Jordan Bardella, Le Pen’s protégé and a potential stand-in candidate, took to social media, decrying the verdict as an attack on both Le Pen and French democracy itself. European hard-right figures, like Hungary’s Prime Minister Viktor Orban, echoed his outrage, with Orban proclaiming, “I am Marine!” Meanwhile, centrist lawmaker Sacha Houlié countered, “Are we so broken as a society that we’re offended by the simple enforcement of justice?”
Le Pen, a fierce anti-immigration nationalist with three unsuccessful presidential runs under her belt, stormed out of the courtroom looking shaken, muttering “unbelievable” as the sentence was still being read. Ignoring the swarm of cameras outside, she’s slated to address the nation on French TV later Monday night. Despite claiming calm before the trial, her demeanor suggested anything but.
A poll from Sunday pegged Le Pen at 34% to 37% for 2027—over 10 points ahead of her closest competitor—while President Emmanuel Macron, barred by term limits, can’t run again. Le Pen has fiercely denied the charges, which stem from allegations that her National Rally party misused millions in European Parliament funds from 2004 to 2016. The court handed her a four-year prison term, with two years suspended and the rest potentially served under house arrest, plus a $108,000 fine.
The political ban takes effect immediately, meaning only a successful appeal before the 2027 candidacy deadline could get her back in the race—a tall order given France’s sluggish appeals process. Even if she secures a retrial, overturning the prosecution’s case is no sure bet. Judge Bénédicte de Perthuis admitted that barring a politician who might later win an appeal raises questions of fairness, but insisted the severity of the offense and Le Pen’s refusal to own up to it justified the disqualification. “Elected officials aren’t above the law,” she emphasized.
The decision could spark chaos if Le Pen rails against France’s shaky government or if public fury erupts. The government barely passed a budget this year and remains vulnerable to a no-confidence vote in the National Assembly, where Le Pen’s party holds the most seats. While the verdict doesn’t strip her current legislative seat, she’d be ineligible to run in snap elections—something Macron might call, as he did last year, amid the assembly’s deadlock.

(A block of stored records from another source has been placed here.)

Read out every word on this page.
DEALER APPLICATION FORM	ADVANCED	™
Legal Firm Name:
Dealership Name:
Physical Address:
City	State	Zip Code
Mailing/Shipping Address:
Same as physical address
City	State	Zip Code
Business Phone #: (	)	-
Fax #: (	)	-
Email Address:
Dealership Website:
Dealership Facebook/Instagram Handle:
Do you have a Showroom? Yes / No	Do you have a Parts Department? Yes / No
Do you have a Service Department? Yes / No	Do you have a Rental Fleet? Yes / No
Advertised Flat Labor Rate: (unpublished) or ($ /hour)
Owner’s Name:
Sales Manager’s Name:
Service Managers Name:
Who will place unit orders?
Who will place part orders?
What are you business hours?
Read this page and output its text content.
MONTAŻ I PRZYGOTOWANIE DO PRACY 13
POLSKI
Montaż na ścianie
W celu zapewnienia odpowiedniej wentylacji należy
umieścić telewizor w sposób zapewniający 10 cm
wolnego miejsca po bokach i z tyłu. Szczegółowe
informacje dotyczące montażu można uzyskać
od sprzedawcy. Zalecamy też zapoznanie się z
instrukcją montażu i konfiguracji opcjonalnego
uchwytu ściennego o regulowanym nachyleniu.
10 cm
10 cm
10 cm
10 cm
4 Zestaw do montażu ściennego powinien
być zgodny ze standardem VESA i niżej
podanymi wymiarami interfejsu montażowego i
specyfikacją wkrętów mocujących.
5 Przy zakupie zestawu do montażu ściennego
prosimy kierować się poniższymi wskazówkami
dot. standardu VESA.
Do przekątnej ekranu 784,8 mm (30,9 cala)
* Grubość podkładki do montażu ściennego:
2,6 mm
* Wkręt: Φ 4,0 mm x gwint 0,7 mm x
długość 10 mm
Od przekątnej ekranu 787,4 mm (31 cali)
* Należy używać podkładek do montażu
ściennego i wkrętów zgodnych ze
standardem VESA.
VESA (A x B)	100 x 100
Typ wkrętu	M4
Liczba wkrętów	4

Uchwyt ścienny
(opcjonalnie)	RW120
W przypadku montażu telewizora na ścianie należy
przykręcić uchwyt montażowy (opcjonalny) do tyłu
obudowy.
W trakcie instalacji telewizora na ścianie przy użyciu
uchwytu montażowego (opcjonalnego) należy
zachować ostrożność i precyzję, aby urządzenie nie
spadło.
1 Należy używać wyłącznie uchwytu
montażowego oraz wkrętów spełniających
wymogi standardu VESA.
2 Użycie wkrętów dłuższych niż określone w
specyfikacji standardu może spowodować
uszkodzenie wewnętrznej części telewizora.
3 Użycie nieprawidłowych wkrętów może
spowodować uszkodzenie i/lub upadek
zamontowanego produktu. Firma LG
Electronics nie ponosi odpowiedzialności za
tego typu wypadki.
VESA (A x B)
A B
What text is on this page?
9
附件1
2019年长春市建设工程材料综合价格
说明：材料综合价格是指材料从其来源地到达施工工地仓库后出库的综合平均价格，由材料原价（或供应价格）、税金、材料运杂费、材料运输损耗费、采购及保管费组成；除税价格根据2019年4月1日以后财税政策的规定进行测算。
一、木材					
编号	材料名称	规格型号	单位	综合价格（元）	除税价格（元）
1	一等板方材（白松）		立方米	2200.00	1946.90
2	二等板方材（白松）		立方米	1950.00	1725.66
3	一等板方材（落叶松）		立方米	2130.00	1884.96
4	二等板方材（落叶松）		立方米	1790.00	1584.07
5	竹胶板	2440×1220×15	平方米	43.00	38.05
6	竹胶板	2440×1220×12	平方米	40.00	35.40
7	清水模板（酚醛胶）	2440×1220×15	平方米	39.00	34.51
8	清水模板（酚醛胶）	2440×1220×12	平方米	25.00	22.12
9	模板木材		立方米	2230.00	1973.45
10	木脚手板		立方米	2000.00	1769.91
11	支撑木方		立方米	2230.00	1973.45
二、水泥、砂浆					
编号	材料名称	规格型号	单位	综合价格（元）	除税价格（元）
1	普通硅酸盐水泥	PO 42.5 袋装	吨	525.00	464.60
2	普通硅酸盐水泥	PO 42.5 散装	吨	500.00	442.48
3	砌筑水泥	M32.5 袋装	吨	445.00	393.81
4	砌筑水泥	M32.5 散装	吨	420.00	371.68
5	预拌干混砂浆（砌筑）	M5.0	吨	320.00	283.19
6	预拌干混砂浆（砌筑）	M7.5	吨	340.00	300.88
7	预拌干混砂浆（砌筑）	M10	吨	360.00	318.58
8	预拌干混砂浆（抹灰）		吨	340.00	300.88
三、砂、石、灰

Le Pen and her party were accused of pocketing nearly $5 million in European Parliament funds over a decade, a scandal that didn’t stop the National Rally’s climb from the political margins to mainstream power. She’s worked to overhaul the party—founded in 1972 by her father, Jean-Marie Le Pen—shedding its antisemitic and racist past, though its hardline stance on crime and immigration remains unshaken. The court found Le Pen “central” to a scheme that misused European funds, channeling money meant for parliamentary assistants into party work unrelated to EU duties during her 2004-2017 tenure as a European lawmaker.